From a given Unicode string I wanted to retrieve the list of code points that make up the string. To do so I copied the following example from Boost's character iteration example :
#include <boost/locale.hpp>
using namespace boost::locale::boundary;
int main()
{
boost::locale::generator gen;
std::string text = "To be or not to be";
// Create mapping of text for token iterator using global locale.

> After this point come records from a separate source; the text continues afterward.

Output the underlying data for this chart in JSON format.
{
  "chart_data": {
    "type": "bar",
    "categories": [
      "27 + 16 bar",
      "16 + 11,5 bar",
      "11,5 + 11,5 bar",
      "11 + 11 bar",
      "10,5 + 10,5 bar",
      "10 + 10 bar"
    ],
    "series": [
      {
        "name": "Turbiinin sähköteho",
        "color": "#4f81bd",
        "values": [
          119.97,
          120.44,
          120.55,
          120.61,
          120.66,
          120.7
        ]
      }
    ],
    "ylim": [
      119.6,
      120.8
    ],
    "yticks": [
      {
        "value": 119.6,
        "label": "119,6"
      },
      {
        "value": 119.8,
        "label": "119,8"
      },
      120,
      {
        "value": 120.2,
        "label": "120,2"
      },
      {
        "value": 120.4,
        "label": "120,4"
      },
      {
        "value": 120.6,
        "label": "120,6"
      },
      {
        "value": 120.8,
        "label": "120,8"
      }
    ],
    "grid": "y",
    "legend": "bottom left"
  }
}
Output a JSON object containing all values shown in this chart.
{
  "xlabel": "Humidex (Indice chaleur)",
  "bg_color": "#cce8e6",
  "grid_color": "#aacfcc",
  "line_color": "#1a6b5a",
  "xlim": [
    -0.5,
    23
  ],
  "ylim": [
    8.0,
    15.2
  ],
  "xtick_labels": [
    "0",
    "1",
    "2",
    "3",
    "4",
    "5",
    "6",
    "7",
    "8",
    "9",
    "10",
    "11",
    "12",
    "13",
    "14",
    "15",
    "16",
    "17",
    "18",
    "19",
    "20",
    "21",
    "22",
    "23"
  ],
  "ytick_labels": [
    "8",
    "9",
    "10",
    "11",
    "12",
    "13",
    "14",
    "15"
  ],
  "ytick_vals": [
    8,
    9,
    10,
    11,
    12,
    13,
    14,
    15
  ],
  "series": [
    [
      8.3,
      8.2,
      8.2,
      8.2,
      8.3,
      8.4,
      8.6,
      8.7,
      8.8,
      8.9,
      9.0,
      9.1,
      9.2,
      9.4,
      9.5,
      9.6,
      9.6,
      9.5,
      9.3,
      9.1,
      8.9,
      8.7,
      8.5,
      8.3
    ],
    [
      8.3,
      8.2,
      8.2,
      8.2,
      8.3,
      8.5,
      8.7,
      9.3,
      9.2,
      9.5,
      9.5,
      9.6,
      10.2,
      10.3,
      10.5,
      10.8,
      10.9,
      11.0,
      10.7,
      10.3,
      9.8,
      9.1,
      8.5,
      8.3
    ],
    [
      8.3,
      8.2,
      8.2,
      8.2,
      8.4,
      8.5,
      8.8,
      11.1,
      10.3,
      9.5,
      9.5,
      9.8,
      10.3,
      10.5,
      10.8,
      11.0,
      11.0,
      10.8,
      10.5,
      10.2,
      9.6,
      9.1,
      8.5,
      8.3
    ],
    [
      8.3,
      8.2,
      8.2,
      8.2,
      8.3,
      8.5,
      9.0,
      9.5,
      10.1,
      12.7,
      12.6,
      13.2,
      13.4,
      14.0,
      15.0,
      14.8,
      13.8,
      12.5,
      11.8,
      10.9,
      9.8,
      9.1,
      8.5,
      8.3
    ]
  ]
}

ssegment_index map(character, text.begin(), text.end(), gen("en_US.UTF-8"));
// Print all "words" -- chunks of word boundary
for (ssegment_index::iterator it = map.begin(), e = map.end(); it != e; ++it) {
std::cout <<"\""<< * it << "\", ";
}
std::cout << std::endl;
return 0;
}
It returns me characters (which are different from code points as per Boost's documentation) like this :
"T", "o", " ", "b", "e", " ", "o", "r", " ", "n", "o", "t", " ", "t", "o", " ", "b", "e",
I read that using the to_unicode
function in boost::locale::util::base_converter class you can retrieve code points of a given string. But I am not sure how. I tried the following code, but no help:
for (ssegment_index::iterator it = map.begin(), e = map.end(); it != e; ++it) {
std::cout << "\"" << * it << "\", ";
boost::locale::util::base_converter encoder_decoder;
virtual uint32_t test1 = encoder_decoder.to_unicode(it->begin(), it->end() );
}
It returns 'Type mismatch' error. I think the parameters of to_unicode()
function must be something different
I am considering to use only Boost to retrieve code points than existing solutions like here or here because Boost provides lots of useful functions to identify line breaks, word breaks, etc in all sorts of languages.